The emergency maintenance was completed without incident. That last of my monitoring alarms have cleared and all our tests look good. Thanks again for your patience, and hopefully this is the last we see of this issue.
At 15:24 EST, we experienced a brief (30 second) network blip in our New York datacenter. This is related to Friday's notice.
We will be performing emergency maintenance tonight at 1:00 EST to replace this equipment altogether. I expect this maintenance to take less than half an hour, but I've scheduled the entire 1:00-2:00 hour to give us some leeway.
I apologize once again for any inconvenience. This blog will be updated when the repair is complete.
We had a few network blips in our New York data center today which caused a few sporadic timeouts to both Copilot and FogBugz On Demand services.
After examination, we determined the failure to be in our equipment and were able to reproduce the problem. We have taken the appropriate steps to prevent this specifc error from recurring, and are engaging the vendor to find the most reasonable fix for the fundamental behavior.
Our colo facility performed maintenance this morning which caused a brief blip in network connectivity. While this only lasted for a few seconds, the interface state change caused one our routers to enter into a bad state. While in this state, we were intermittantly dropping packets and causing Copilot and On Demand services to perform poorly at times.
All services have been restored.
We have isolated the bad NIC, narrowed the problem down to an issue with its driver, and will be replacing this system entirely this week to avoid future problems of this nature.

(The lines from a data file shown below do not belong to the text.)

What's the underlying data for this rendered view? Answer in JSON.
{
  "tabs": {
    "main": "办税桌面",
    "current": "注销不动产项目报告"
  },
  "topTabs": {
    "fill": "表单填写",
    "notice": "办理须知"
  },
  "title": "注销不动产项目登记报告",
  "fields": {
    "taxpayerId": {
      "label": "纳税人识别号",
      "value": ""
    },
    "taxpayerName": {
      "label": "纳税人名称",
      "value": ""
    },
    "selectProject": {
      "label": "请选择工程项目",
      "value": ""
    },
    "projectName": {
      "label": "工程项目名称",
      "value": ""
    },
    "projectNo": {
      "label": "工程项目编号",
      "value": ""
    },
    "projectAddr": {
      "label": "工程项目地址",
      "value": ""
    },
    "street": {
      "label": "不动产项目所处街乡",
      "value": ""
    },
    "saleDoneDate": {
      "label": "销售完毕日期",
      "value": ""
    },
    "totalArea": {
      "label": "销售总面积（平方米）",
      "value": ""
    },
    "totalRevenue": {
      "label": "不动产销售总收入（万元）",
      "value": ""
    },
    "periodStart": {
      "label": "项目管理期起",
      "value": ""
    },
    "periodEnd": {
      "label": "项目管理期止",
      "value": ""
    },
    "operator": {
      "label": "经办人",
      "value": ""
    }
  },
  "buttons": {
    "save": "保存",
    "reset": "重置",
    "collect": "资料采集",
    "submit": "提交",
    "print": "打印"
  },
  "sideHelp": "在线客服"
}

These errors were isolated to account Administrators accessing FogBugz through a particular web server (unrelated to the "Periodic web errors" post below). The issues on that server have been resolved, though we're still working to determine their root cause.
One of our webservers is having a bad day and is periodically throwing ASP errors at visitors to shop.fogcreek.com and jobs.joelonsoftware.com. We've pulled it out of our load balancer so you won't have to look at them any more, but you may see a bit of a performance hit on those sites, discuss.joelonsoftware.com, and copilot.com as a result. Updates coming as soon as this server is fixed.
Some customers were experiencing problems reaching FogBugz on Demand. One of the front end servers was having difficulty reaching the database server. That server has now been taken offline, so everything should be working again.
update: Things are in working order. Total lag was about 30 minutes.
Hi Folks. We're in the midst of migrating a hurting backend service right now to some new hardware. During this move, new On Demand accounts will be queued up for creation. We expect this to be wrapped up in an hour or so. Once all is well, all of the queued up account creation requests will flow through as expected.
This does not impact existing On Demand users.
I'll update this post as soon as the work is complete.